Excerpts from transarc.external.info-afs: 19-Jul-94 Re: Home directory
layouts... John [EMAIL PROTECTED] (1270) 

> > >  /afs/ir/users/[a-z]/[a-z]/$USER 

> > This is the scheme we use at the umich.edu cell.  We currently have 
> > 10,000 home directories (we expect to double this over the next 12 
> > months).  The users/s/a directory has 130 entries in it, so the scaling 
> > isn't bad for these common letters. 

> We considered this scheme and (as is obvious from my previous post) 
> rejected it.  The data I have in front of me is for 18,990 users. 
> Of the 962 (26*37) possible first two letters we allow in usernames, 
> 655 are in use.  The top 20 are: 

Speaking from my experience, I really like the UM scheme.  It's
immediately obvious to anyone where someone else's  home directory is,
so they can go looking in /afs/ir/users/j/o/...  I'd never guess what
your UID is, and my shell on my workstation here is probably never going
to do the right thing with "ls ~[EMAIL PROTECTED]".  Why don't you just
add a level: /afs/ir/users/[a-z]/[a-z]/[a-z][0-9]/$USER  (ie,
/afs/ir/users/j/o/h/john) 

Or...  make it a "real" trie, and go for broke:  ~john ==
/afs/ir/users/j/o/h/n/ 
Of course, that doesn't work if you have names which are prefixes of
other names, so you're back to /afs/ir/users/j/o/h/n/john/.  

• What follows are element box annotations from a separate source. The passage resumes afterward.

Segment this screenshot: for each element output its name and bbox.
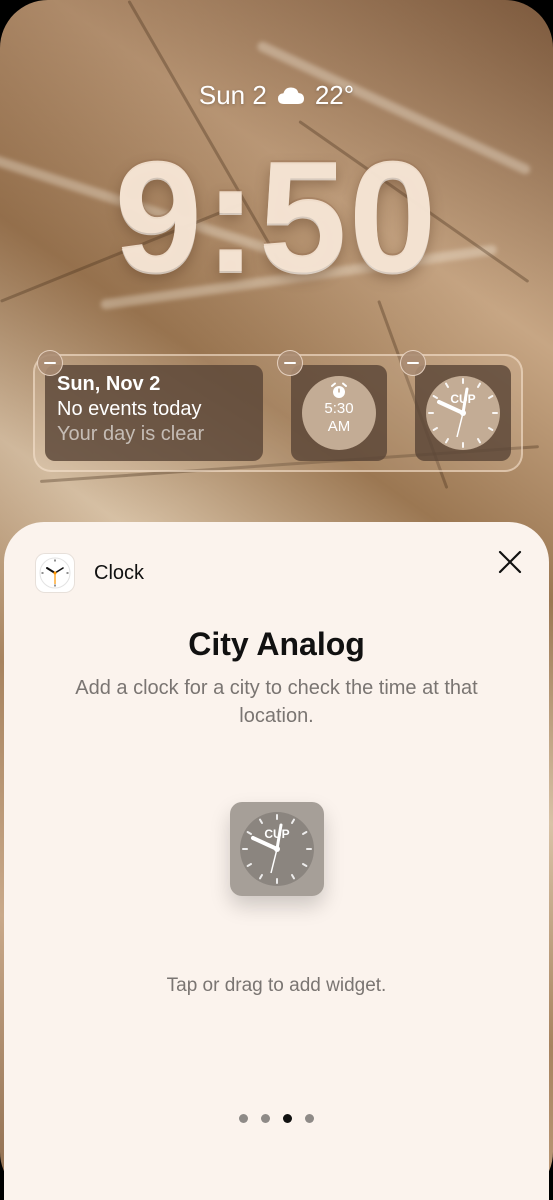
clock-app-icon: [36, 554, 74, 592]
alarm-face: 5:30 AM: [302, 376, 376, 450]
close-button[interactable]: [496, 548, 524, 576]
city-clock-label: CUP: [450, 392, 476, 406]
calendar-note: Your day is clear: [57, 423, 205, 445]
widget-bar[interactable]: Sun, Nov 2 No events today Your day is c…: [33, 350, 523, 472]
remove-widget-button[interactable]: [277, 350, 303, 376]
city-clock-widget[interactable]: CUP: [415, 365, 511, 461]
calendar-events: No events today: [57, 398, 202, 420]
page-dot-active[interactable]: [283, 1114, 292, 1123]
status-date: Sun 2: [198, 80, 267, 110]
status-temperature: 22°: [314, 80, 355, 110]
widget-picker-sheet: Clock City Analog Add a clock for a city…: [4, 522, 549, 1200]
city-clock-preview-face: [240, 812, 314, 886]
alarm-time: 5:30: [324, 400, 354, 417]
remove-widget-button[interactable]: [400, 350, 426, 376]
lock-screen-time[interactable]: 9:50: [0, 138, 553, 296]
alarm-widget[interactable]: 5:30 AM: [291, 365, 387, 461]
add-widget-hint: Tap or drag to add widget.: [166, 975, 387, 996]
page-dot[interactable]: [239, 1114, 248, 1123]
sheet-title: City Analog: [188, 626, 365, 662]
sheet-description: Add a clock for a city to check the time…: [75, 677, 478, 727]
page-dot[interactable]: [305, 1114, 314, 1123]
close-icon: [498, 550, 522, 574]
calendar-date: Sun, Nov 2: [57, 373, 161, 395]
page-dot[interactable]: [261, 1114, 270, 1123]
preview-city-label: CUP: [264, 827, 290, 841]
remove-widget-button[interactable]: [37, 350, 63, 376]
page-indicator[interactable]: [4, 1114, 549, 1123]
cloud-icon: [277, 86, 305, 106]
widget-preview[interactable]: CUP: [230, 802, 324, 896]
status-line: Sun 2 22°: [0, 80, 553, 111]
calendar-widget[interactable]: Sun, Nov 2 No events today Your day is c…: [45, 365, 263, 461]
city-clock-face: [426, 376, 500, 450]
sheet-app-name: Clock: [94, 562, 145, 584]
alarm-ampm: AM: [327, 418, 351, 435]
alarm-clock-icon: [302, 382, 376, 400]
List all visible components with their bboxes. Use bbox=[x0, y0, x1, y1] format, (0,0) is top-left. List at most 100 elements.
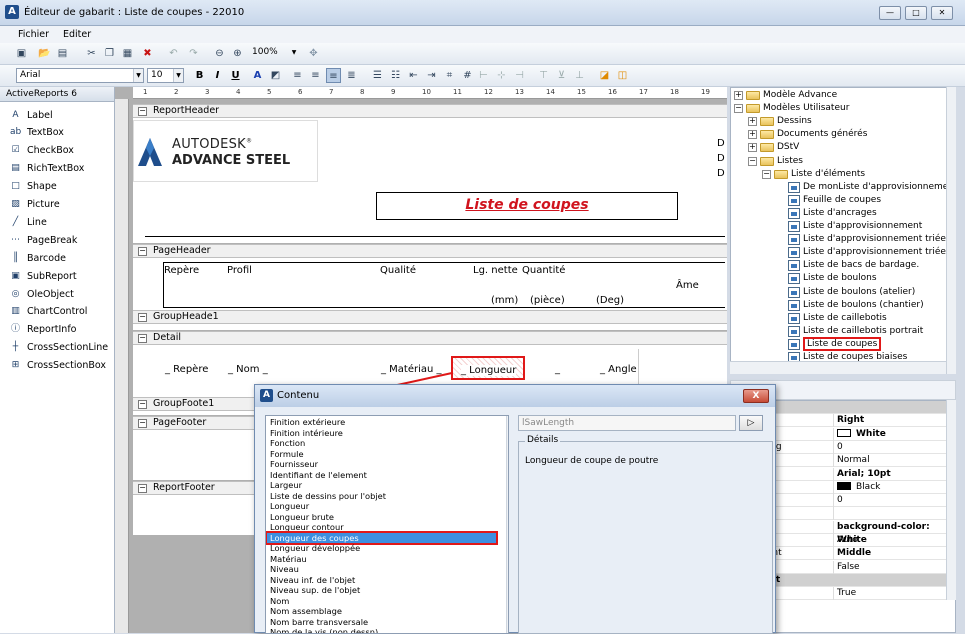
unit-piece[interactable]: (pièce) bbox=[530, 295, 565, 306]
report-title-box[interactable]: Liste de coupes bbox=[376, 192, 678, 220]
field-list-scrollbar[interactable] bbox=[506, 416, 508, 633]
minimize-button[interactable]: — bbox=[879, 6, 901, 20]
tool-oleobject[interactable]: ◎ OleObject bbox=[10, 286, 74, 302]
cut-icon[interactable]: ✂ bbox=[84, 46, 99, 61]
zoom-combo[interactable]: 100% ▼ bbox=[249, 46, 299, 61]
field-list-item[interactable]: Nom barre transversale bbox=[270, 617, 368, 628]
tree-item[interactable]: − Listes bbox=[748, 155, 803, 168]
tool-subreport[interactable]: ▣ SubReport bbox=[10, 268, 76, 284]
size-combo[interactable]: 10 ▼ bbox=[147, 68, 184, 83]
underline-button[interactable]: U bbox=[228, 68, 243, 83]
dialog-close-button[interactable]: X bbox=[743, 389, 769, 403]
tree-item[interactable]: De monListe d'approvisionnement t bbox=[776, 181, 955, 194]
bold-button[interactable]: B bbox=[192, 68, 207, 83]
collapse-icon[interactable]: − bbox=[138, 107, 147, 116]
align-lefts-icon[interactable]: ⊢ bbox=[476, 68, 491, 83]
align-middles-icon[interactable]: ⊻ bbox=[554, 68, 569, 83]
tree-item[interactable]: − Modèles Utilisateur bbox=[734, 102, 849, 115]
tree-item[interactable]: Liste de boulons (atelier) bbox=[776, 286, 915, 299]
delete-icon[interactable]: ✖ bbox=[140, 46, 155, 61]
snap-grid-icon[interactable]: # bbox=[460, 68, 475, 83]
fill-color-icon[interactable]: ◩ bbox=[268, 68, 283, 83]
property-value[interactable]: Arial; 10pt bbox=[833, 467, 955, 481]
tool-richtextbox[interactable]: ▤ RichTextBox bbox=[10, 161, 84, 177]
tree-hscrollbar[interactable] bbox=[730, 361, 946, 374]
align-bottoms-icon[interactable]: ⊥ bbox=[572, 68, 587, 83]
col-repere[interactable]: Repère bbox=[164, 265, 199, 276]
field-list-item[interactable]: Niveau sup. de l'objet bbox=[270, 585, 360, 596]
collapse-icon[interactable]: − bbox=[138, 313, 147, 322]
field-list-item[interactable]: Longueur développée bbox=[270, 543, 360, 554]
grid-icon[interactable]: ⌗ bbox=[442, 68, 457, 83]
field-longueur-selected[interactable]: _ Longueur bbox=[451, 356, 525, 380]
indent-icon[interactable]: ⇥ bbox=[424, 68, 439, 83]
tree-scrollbar[interactable] bbox=[946, 87, 956, 374]
field-list-item[interactable]: Nom assemblage bbox=[270, 606, 342, 617]
tree-item[interactable]: + DStV bbox=[748, 141, 799, 154]
field-list-item[interactable]: Niveau bbox=[270, 564, 299, 575]
field-list-item[interactable]: Longueur brute bbox=[270, 512, 334, 523]
expand-icon[interactable]: + bbox=[748, 117, 757, 127]
tree-item[interactable]: Liste de bacs de bardage. bbox=[776, 259, 919, 272]
field-list-item[interactable]: Largeur bbox=[270, 480, 302, 491]
close-window-button[interactable]: ✕ bbox=[931, 6, 953, 20]
tool-chartcontrol[interactable]: ▥ ChartControl bbox=[10, 304, 87, 320]
field-list-item[interactable]: Fonction bbox=[270, 438, 305, 449]
tree-item[interactable]: Liste de boulons (chantier) bbox=[776, 299, 924, 312]
tool-reportinfo[interactable]: ⓘ ReportInfo bbox=[10, 322, 77, 338]
align-centers-icon[interactable]: ⊹ bbox=[494, 68, 509, 83]
tool-shape[interactable]: □ Shape bbox=[10, 179, 57, 195]
collapse-icon[interactable]: − bbox=[138, 334, 147, 343]
align-rights-icon[interactable]: ⊣ bbox=[512, 68, 527, 83]
property-value[interactable]: False bbox=[833, 560, 955, 574]
open-icon[interactable]: 📂 bbox=[37, 46, 52, 61]
expand-icon[interactable]: + bbox=[748, 130, 757, 140]
property-value[interactable]: Auto bbox=[833, 534, 955, 547]
tree-item[interactable]: Liste de caillebotis portrait bbox=[776, 325, 923, 338]
tree-item[interactable]: + Dessins bbox=[748, 115, 812, 128]
numbering-icon[interactable]: ☷ bbox=[388, 68, 403, 83]
property-value[interactable]: background-color: White bbox=[833, 520, 955, 545]
font-color-icon[interactable]: A bbox=[250, 68, 265, 83]
outdent-icon[interactable]: ⇤ bbox=[406, 68, 421, 83]
send-back-icon[interactable]: ◫ bbox=[615, 68, 630, 83]
tool-textbox[interactable]: ab TextBox bbox=[10, 125, 64, 141]
print-icon[interactable]: ▤ bbox=[55, 46, 70, 61]
italic-button[interactable]: I bbox=[210, 68, 225, 83]
unit-mm[interactable]: (mm) bbox=[491, 295, 518, 306]
collapse-icon[interactable]: − bbox=[138, 484, 147, 493]
tool-checkbox[interactable]: ☑ CheckBox bbox=[10, 143, 73, 159]
collapse-icon[interactable]: − bbox=[762, 169, 771, 179]
paste-icon[interactable]: ▦ bbox=[120, 46, 135, 61]
col-profil[interactable]: Profil bbox=[227, 265, 252, 276]
tree-item[interactable]: Liste d'approvisionnement triée par bbox=[776, 233, 955, 246]
band-group-header[interactable]: − GroupHeade1 bbox=[133, 310, 727, 324]
tree-item[interactable]: Feuille de coupes bbox=[776, 194, 881, 207]
align-left-icon[interactable]: ≡ bbox=[290, 68, 305, 83]
field-name-input[interactable]: lSawLength bbox=[518, 415, 736, 431]
property-value[interactable]: Black bbox=[833, 480, 955, 494]
font-combo[interactable]: Arial ▼ bbox=[16, 68, 144, 83]
browse-button[interactable]: ▷ bbox=[739, 415, 763, 431]
field-list-item[interactable]: Finition intérieure bbox=[270, 428, 343, 439]
chevron-down-icon[interactable]: ▼ bbox=[173, 69, 183, 82]
expand-icon[interactable]: + bbox=[748, 143, 757, 153]
field-repere[interactable]: _ Repère bbox=[165, 364, 208, 375]
field-list-item[interactable]: Nom bbox=[270, 596, 289, 607]
logo-picture[interactable]: AUTODESK® ADVANCE STEEL bbox=[133, 120, 318, 182]
field-list-item[interactable]: Formule bbox=[270, 449, 304, 460]
field-list-item[interactable]: Finition extérieure bbox=[270, 417, 345, 428]
property-value[interactable] bbox=[833, 507, 955, 521]
tree-item[interactable]: Liste d'ancrages bbox=[776, 207, 877, 220]
tree-item[interactable]: Liste de boulons bbox=[776, 272, 877, 285]
tree-item[interactable]: + Documents générés bbox=[748, 128, 867, 141]
move-icon[interactable]: ✥ bbox=[306, 46, 321, 61]
chevron-down-icon[interactable]: ▼ bbox=[289, 46, 299, 59]
tree-item[interactable]: Liste de caillebotis bbox=[776, 312, 887, 325]
col-ame[interactable]: Âme bbox=[676, 280, 699, 291]
band-detail[interactable]: − Detail bbox=[133, 331, 727, 345]
zoom-out-icon[interactable]: ⊖ bbox=[212, 46, 227, 61]
field-list-item[interactable]: Matériau bbox=[270, 554, 307, 565]
align-right-icon[interactable]: ≡ bbox=[326, 68, 341, 83]
bullets-icon[interactable]: ☰ bbox=[370, 68, 385, 83]
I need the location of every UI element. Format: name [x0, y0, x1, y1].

If you do go for broke this way, the number of entries in any directory
will never be more than the number of used name characters plus one. 
The hard upper bound on directory size will be 253, maybe lower. 
Practically speaking, you will probably never have any more than 63
([a-zA-Z0-9]+prefix_terminator).   

I'd like to explore a little bit why you think that more than 31 entries
in a directory is a problem.  Since that may not be of general interest
to the list, why don't you send me email?